In the 1953 ascent of Everest Ward had a dual role as climber and medical officer. In reality he wore three hats, since he was also conducting extensive physiological research. Samples had to be taken, physical performances, measured, records kept. He also had to fiddle with oxygen equipment, some of it newly and poorly designed. Thus, Ward had little opportunity to go beyond the Advanced Base Camp, although he was as well qualified and conditioned for climbing as any member of the party. In justice, Everest should have been Ward’s prize, but if he felt the least bit cheated, it doesn’t show.

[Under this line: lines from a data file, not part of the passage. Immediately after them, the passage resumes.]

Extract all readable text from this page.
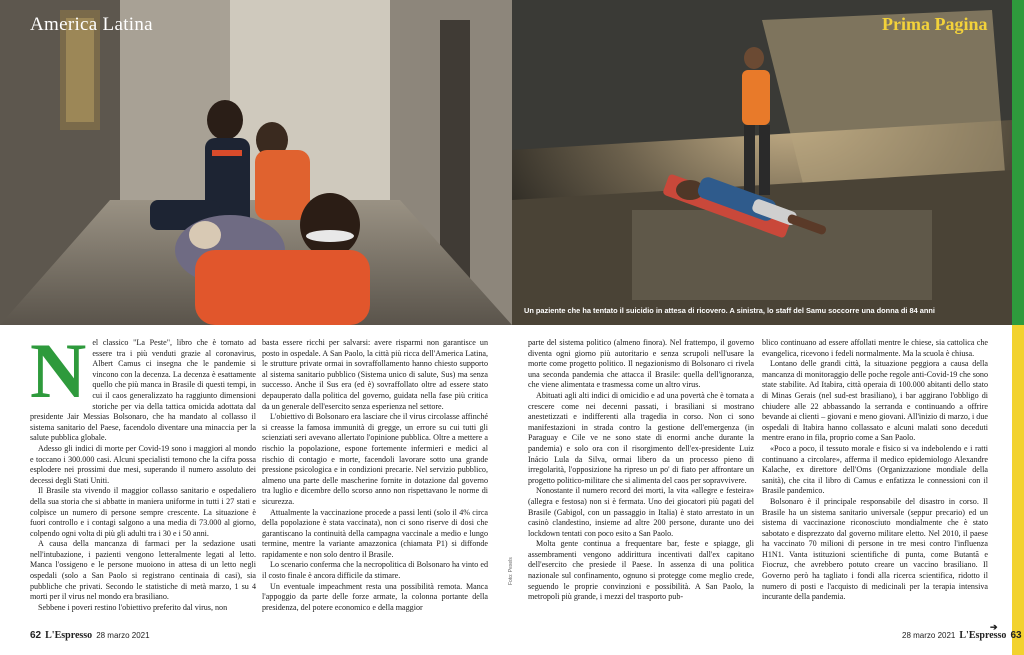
America Latina	Prima Pagina
Un paziente che ha tentato il suicidio in attesa di ricovero. A sinistra, lo staff del Samu soccorre una donna di 84 anni
Foto: Pexels
N el classico "La Peste", libro che è tornato ad essere tra i più venduti grazie al coronavirus, Albert Camus ci insegna che le pandemie si vincono con la decenza. La decenza è esattamente quello che più manca in Brasile di questi tempi, in cui il caos generalizzato ha raggiunto dimensioni storiche per via della tattica omicida adottata dal presidente Jair Messias Bolsonaro, che ha mandato al collasso il sistema sanitario del Paese, facendolo diventare una minaccia per la salute pubblica globale.

Adesso gli indici di morte per Covid-19 sono i maggiori al mondo e toccano i 300.000 casi. Alcuni specialisti temono che la cifra possa esplodere nei prossimi due mesi, superando il numero assoluto dei decessi degli Stati Uniti.

Il Brasile sta vivendo il maggior collasso sanitario e ospedaliero della sua storia che si abbatte in maniera uniforme in tutti i 27 stati e colpisce un numero di persone sempre crescente. La situazione è fuori controllo e i contagi salgono a una media di 73.000 al giorno, colpendo ogni volta di più gli adulti tra i 30 e i 50 anni.

A causa della mancanza di farmaci per la sedazione usati nell'intubazione, i pazienti vengono letteralmente legati al letto. Manca l'ossigeno e le persone muoiono in attesa di un letto negli ospedali (solo a San Paolo si registrano centinaia di casi), sia pubbliche che privati. Secondo le statistiche di metà marzo, 1 su 4 morti per il virus nel mondo era brasiliano.

Sebbene i poveri restino l'obiettivo preferito dal virus, non

basta essere ricchi per salvarsi: avere risparmi non garantisce un posto in ospedale. A San Paolo, la città più ricca dell'America Latina, le strutture private ormai in sovraffollamento hanno chiesto supporto al sistema sanitario pubblico (Sistema unico di salute, Sus) ma senza successo. Anche il Sus era (ed è) sovraffollato oltre ad essere stato depauperato dalla politica del governo, guidata nella fase più critica da un generale dell'esercito senza esperienza nel settore.

L'obiettivo di Bolsonaro era lasciare che il virus circolasse affinché si creasse la famosa immunità di gregge, un errore su cui tutti gli scienziati seri avevano allertato l'opinione pubblica. Oltre a mettere a rischio la popolazione, espone fortemente infermieri e medici al rischio di contagio e morte, facendoli lavorare sotto una grande pressione psicologica e in condizioni precarie. Nel servizio pubblico, almeno una parte delle mascherine fornite in dotazione dal governo tra luglio e dicembre dello scorso anno non rispettavano le norme di sicurezza.

Attualmente la vaccinazione procede a passi lenti (solo il 4% circa della popolazione è stata vaccinata), non ci sono riserve di dosi che garantiscano la continuità della campagna vaccinale a medio e lungo termine, mentre la variante amazzonica (chiamata P1) si diffonde rapidamente e non solo dentro il Brasile.

Lo scenario conferma che la necropolitica di Bolsonaro ha vinto ed il costo finale è ancora difficile da stimare.

Un eventuale impeachment resta una possibilità remota. Manca l'appoggio da parte delle forze armate, la colonna portante della presidenza, del potere economico e della maggior

parte del sistema politico (almeno finora). Nel frattempo, il governo diventa ogni giorno più autoritario e senza scrupoli nell'usare la morte come progetto politico. Il negazionismo di Bolsonaro ci rivela una seconda pandemia che attacca il Brasile: quella dell'ignoranza, che viene alimentata e trasmessa come un altro virus.

Abituati agli alti indici di omicidio e ad una povertà che è tornata a crescere come nei decenni passati, i brasiliani si mostrano anestetizzati e indifferenti alla tragedia in corso. Non ci sono manifestazioni in strada contro la gestione dell'emergenza (in Paraguay e Cile ve ne sono state di enormi anche durante la pandemia) e solo ora con il risorgimento dell'ex-presidente Luiz Inácio Lula da Silva, ormai libero da un processo pieno di irregolarità, l'opposizione ha ripreso un po' di fiato per affrontare un progetto politico-militare che si alimenta del caos per sopravvivere.

Nonostante il numero record dei morti, la vita «allegre e festeira» (allegra e festosa) non si è fermata. Uno dei giocatori più pagati del Brasile (Gabigol, con un passaggio in Italia) è stato arrestato in un casinò clandestino, insieme ad altre 200 persone, durante uno dei lockdown tentati con poco esito a San Paolo.

Molta gente continua a frequentare bar, feste e spiagge, gli assembramenti vengono addirittura incentivati dall'ex capitano dell'esercito che presiede il Paese. In assenza di una politica nazionale sul confinamento, ognuno si protegge come meglio crede, seguendo le proprie convinzioni e possibilità. A San Paolo, la metropoli più grande, i mezzi del trasporto pub-

blico continuano ad essere affollati mentre le chiese, sia cattolica che evangelica, ricevono i fedeli normalmente. Ma la scuola è chiusa.

Lontano delle grandi città, la situazione peggiora a causa della mancanza di monitoraggio delle poche regole anti-Covid-19 che sono state stabilite. Ad Itabira, città operaia di 100.000 abitanti dello stato di Minas Gerais (nel sud-est brasiliano), i bar aggirano l'obbligo di chiudere alle 22 abbassando la serranda e continuando a offrire bevande ai clienti – giovani e meno giovani. All'inizio di marzo, i due ospedali di Itabira hanno collassato e alcuni malati sono deceduti mentre erano in fila, proprio come a San Paolo.

«Poco a poco, il tessuto morale e fisico si va indebolendo e i ratti continuano a circolare», afferma il medico epidemiologo Alexandre Kalache, ex direttore dell'Oms (Organizzazione mondiale della sanità), che cita il libro di Camus e enfatizza le connessioni con il Brasile pandemico.

Bolsonaro è il principale responsabile del disastro in corso. Il Brasile ha un sistema sanitario universale (seppur precario) ed un sistema di vaccinazione riconosciuto mondialmente che è stato sabotato e disprezzato dal governo militare eletto. Nel 2010, il paese ha vaccinato 70 milioni di persone in tre mesi contro l'influenza H1N1. Vanta istituzioni scientifiche di punta, come Butantã e Fiocruz, che avrebbero potuto creare un vaccino brasiliano. Il Governo però ha tagliato i fondi alla ricerca scientifica, ridotto il numero di posti e l'acquisto di medicinali per la terapia intensiva incurante della pandemia.

62 L'Espresso 28 marzo 2021	28 marzo 2021 L'Espresso 63
➔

Ward’s physiological research, although it does not seem to have led to any spectacular discoveries, was unique and important, and became the major focus of his climbing. In 1960 he organized and directed a scientific research laboratory that was housed in a small prefabricated building in a valley a few miles south of Everest, at 19,000 feet. There, together with several other scientists, he spent the winter of 1960-61. In February, with three others he climbed Amadablam, at 22,494 feet just a baby among the Himalayan giants; however, their route included several tough pitches of mixed free and aid climbing, and the descent became extremely difficult when one of the Sherpas sustained a compound fracture of a tibia.

There were still worse medical problems in an attempt that spring on Makalu (27,790 feet). There, Ward and another mad physiologist managed to drag a bicycle ergometer and other exotic machines up to a camp at 24,500 feet, where they fumbled and fidgeted and bicycled, watching the dials while gale winds shook their tent. Meanwhile, an assault party made good progress until, just a few hundred feet below the summit, Pete Mulgrew collapsed, spitting “dark red blood in large gobbets.” About this time, Ward himself became deliriously ill from altitude and exertion, another man broke an ankle, a Sherpa had a nervous breakdown, and several others were more or less incapacitated by injuries and fatigue. Read the book to discover how it all came out.

The book includes several other climbing and exploration stories, some from periods earlier in the author’s life, some later. Ward comes across as a modest, temperate man, and he writes well. The photographs are uniformly good. Maps of Nepal and Bhutan in the endpapers are virtually illegible; other maps are only sketches.